Como a Alfa Romeo o disse, a “metamorfose”
Como acima tentei mostrar, o Tonale é um automóvel cheio de qualidades. Não é perfeito, como também tentei demonstrar, pois tem alguns pontos que podem ser melhorados, mas é, globalmente muito competente. Ajustar a assistência da direcção e calibrar a resposta do acelerador parecem-me alterações essenciais. Mas no geral, é, na minha opinião, um “enorme” automóvel. Desde logo, e sendo uma análise subjectiva, bem o sei, acho-o incrivelmente bonito, mesmo tendo um formato de carroçaria que eu não aprecio, mas que é o que mercado quer. Considerando, também, a sua dimensão exterior, é muito espaçoso e surpreendentemente versátil. Dispõe de uma motorização mild hybrid inovadora capaz de o fazer rolar em modo 100% eléctrico, bem como de registar consumos baixos. E para quem os 130 cavalos soam a pouco, está disponível uma versão com 160 cavalos. O poderoso híbrido plug-in de 280 cavalos e tracção integral chega, igualmente, em breve. Equipamento, nesta versão de lançamento, também não lhe falta.
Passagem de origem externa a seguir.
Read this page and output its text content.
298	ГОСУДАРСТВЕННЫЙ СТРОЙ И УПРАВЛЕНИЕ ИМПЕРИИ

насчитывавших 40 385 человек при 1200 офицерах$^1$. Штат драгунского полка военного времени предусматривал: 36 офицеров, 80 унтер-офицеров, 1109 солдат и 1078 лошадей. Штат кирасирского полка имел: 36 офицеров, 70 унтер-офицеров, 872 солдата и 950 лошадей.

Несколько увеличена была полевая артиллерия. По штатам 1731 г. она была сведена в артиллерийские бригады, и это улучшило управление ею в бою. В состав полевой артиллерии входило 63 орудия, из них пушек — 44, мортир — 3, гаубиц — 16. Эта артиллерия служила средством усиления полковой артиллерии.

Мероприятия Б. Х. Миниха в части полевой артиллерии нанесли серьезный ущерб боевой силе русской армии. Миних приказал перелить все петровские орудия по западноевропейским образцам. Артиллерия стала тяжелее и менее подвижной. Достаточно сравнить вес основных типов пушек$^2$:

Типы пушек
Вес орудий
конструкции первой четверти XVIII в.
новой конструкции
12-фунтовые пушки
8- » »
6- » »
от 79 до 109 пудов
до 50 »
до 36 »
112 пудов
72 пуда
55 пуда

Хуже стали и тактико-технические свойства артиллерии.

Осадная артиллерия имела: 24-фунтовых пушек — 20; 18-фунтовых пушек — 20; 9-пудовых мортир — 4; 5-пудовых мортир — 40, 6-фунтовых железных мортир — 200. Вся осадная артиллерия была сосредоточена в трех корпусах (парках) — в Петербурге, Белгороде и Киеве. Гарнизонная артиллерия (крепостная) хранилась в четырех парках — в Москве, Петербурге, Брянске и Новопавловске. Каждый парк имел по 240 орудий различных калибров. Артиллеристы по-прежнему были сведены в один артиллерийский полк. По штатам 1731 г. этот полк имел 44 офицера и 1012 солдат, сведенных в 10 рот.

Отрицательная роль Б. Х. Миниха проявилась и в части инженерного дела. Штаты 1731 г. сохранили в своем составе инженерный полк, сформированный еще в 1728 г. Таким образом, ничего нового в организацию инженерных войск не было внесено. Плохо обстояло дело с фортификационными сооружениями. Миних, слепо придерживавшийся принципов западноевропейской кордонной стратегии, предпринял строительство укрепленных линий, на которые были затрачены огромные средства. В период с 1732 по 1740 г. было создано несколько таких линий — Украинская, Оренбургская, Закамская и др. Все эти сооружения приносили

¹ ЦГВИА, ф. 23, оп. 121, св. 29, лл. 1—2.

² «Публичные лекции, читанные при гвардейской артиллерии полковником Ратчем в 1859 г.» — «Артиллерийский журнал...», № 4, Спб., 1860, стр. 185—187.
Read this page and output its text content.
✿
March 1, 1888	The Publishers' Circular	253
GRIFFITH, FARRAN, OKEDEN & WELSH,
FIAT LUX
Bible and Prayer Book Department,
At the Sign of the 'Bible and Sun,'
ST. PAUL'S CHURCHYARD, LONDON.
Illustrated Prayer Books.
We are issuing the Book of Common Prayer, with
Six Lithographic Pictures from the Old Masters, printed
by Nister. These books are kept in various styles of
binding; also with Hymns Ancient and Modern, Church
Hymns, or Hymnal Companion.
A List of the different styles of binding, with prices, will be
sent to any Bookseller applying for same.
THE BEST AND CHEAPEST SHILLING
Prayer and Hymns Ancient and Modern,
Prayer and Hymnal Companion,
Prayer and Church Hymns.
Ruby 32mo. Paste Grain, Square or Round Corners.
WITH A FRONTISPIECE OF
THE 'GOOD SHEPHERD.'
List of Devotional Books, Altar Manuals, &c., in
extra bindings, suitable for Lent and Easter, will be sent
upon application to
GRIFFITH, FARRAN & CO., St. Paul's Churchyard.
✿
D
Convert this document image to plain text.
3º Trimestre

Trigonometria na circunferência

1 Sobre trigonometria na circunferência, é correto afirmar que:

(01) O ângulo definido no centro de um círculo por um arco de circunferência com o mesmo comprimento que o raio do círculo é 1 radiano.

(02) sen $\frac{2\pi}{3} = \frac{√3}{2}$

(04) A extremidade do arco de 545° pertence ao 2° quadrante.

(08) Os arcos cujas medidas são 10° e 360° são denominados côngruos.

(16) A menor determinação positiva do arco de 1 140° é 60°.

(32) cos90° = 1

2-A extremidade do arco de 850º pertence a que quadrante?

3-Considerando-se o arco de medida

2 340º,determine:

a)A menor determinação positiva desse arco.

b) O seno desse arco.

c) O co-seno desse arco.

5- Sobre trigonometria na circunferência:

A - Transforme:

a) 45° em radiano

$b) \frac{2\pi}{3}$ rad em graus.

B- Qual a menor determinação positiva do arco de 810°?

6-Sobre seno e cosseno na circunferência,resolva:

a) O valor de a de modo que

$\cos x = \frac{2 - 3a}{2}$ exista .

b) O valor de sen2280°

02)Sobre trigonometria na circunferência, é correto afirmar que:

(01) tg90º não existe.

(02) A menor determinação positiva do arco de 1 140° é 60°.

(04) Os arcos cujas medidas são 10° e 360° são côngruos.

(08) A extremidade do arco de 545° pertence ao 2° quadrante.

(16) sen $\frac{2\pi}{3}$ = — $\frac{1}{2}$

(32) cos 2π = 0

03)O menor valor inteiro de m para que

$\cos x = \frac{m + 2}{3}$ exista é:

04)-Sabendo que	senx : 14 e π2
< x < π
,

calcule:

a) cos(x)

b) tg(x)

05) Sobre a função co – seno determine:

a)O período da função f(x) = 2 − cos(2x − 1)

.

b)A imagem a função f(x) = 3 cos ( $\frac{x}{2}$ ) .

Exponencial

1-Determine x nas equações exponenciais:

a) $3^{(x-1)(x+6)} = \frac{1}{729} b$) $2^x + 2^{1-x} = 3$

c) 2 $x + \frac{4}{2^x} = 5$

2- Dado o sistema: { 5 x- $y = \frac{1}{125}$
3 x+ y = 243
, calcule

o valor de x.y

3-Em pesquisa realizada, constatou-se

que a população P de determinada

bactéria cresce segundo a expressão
Mas o melhor de tudo é que, pelo menos nos cinco dias que com ele passei, os carburadores do Tonale não desafinaram e não fiquei sem bateria durante a noite. Quando fiz pisca a janela do pendura não se abriu. Enfrentei bastante chuva, passeei pela muito húmida zona oeste, fotografei-o junto ao mar e não encontrei quaisquer sinais de oxidação na carroçaria na manhã seguinte. Os quatro cilindros trabalharam sempre por igual e não tive de acertar o nível do óleo no final de cada viagem. Parece que é desta. Parece que, finalmente, a Alfa Romeo fez um automóvel bom. Já não era sem tempo. Talvez assim, ao fim de 112 anos, com tantos argumentos, qualidades e defeitos superados, consigam conquistar novos clientes. E oxidando, isso sim, toda a ironia destas minhas últimas linhas, termino com a mesma pergunta com que iniciei: “E agora? Qual é a desculpa?” Eu sei. Até parece que já os estou a ouvir: “Não gosto de Alfa Romeo. É só problemas. Nunca tive. Mas um amigo do meu cunhado teve um e aquilo estava sempre na oficina.”